Absolutely. Seventy-five years ago, the post-war world turned to multilateralism. Geneva’s history of global norms setting, humanitarian action, and international problem-solving made it the ideal place for States to collaborate. Today, climate change, inequality, global conflicts, and nationally focused populism are powerful centrifugal forces tugging at the multilateral system and threatening peace, stability, and development. Geneva’s concentration of international organizations, skilled diplomats, and engagement opportunities, makes it the ideal place to solve today’s problems. Geneva represents the aspiration that, by working together, States can improve people’s lives and tackle new challenges. We need to reinvigorate that belief in cooperation by proving the value of the work we do here and delivering tangible results for people. The actors in Geneva are essential to making that a reality.
Geneva’s concentration of international organizations, skilled diplomats, and engagement opportunities, makes it the ideal place to solve today’s problems.

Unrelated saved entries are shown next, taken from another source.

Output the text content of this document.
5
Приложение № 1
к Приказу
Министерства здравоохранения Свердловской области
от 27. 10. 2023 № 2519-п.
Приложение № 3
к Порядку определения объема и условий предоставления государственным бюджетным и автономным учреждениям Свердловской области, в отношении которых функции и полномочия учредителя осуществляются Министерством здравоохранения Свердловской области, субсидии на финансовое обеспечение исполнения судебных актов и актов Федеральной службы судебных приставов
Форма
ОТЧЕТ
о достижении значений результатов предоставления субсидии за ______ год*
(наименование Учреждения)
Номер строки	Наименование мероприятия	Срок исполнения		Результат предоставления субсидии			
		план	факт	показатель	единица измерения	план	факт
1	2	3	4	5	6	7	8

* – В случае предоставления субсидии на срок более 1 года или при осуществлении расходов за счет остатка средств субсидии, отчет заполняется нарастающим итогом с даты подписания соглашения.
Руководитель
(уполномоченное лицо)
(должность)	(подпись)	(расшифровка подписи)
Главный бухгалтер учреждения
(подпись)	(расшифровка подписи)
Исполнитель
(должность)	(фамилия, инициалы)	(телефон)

What will it take for international Geneva to have a real impact in overcoming these challenges?
Motivated individuals change the world. It’s not only Henry Dunant or Kofi Annan that mark history. I have often witnessed the impact that a driven international civil servant, a very small national delegation, or an NGO can have on international affairs. The Guiding Principles on Business and Human Rights, the International Health Regulations, and other recent initiatives began with an idea and the tenacious optimism of a handful of people who put the issues on the agenda, made the effort to understand others’ positions, and then pushed their own and other governments to agree. International Geneva is at its best when the actors here are able to step out of the comfort zones of fixed speeches at recurring meetings, focus on people’s needs, and take necessary risks to find compromises and collaborate.
Where does IDLO fit into this picture? Could you provide our readers with an understanding of IDLO's mission and your role in Geneva?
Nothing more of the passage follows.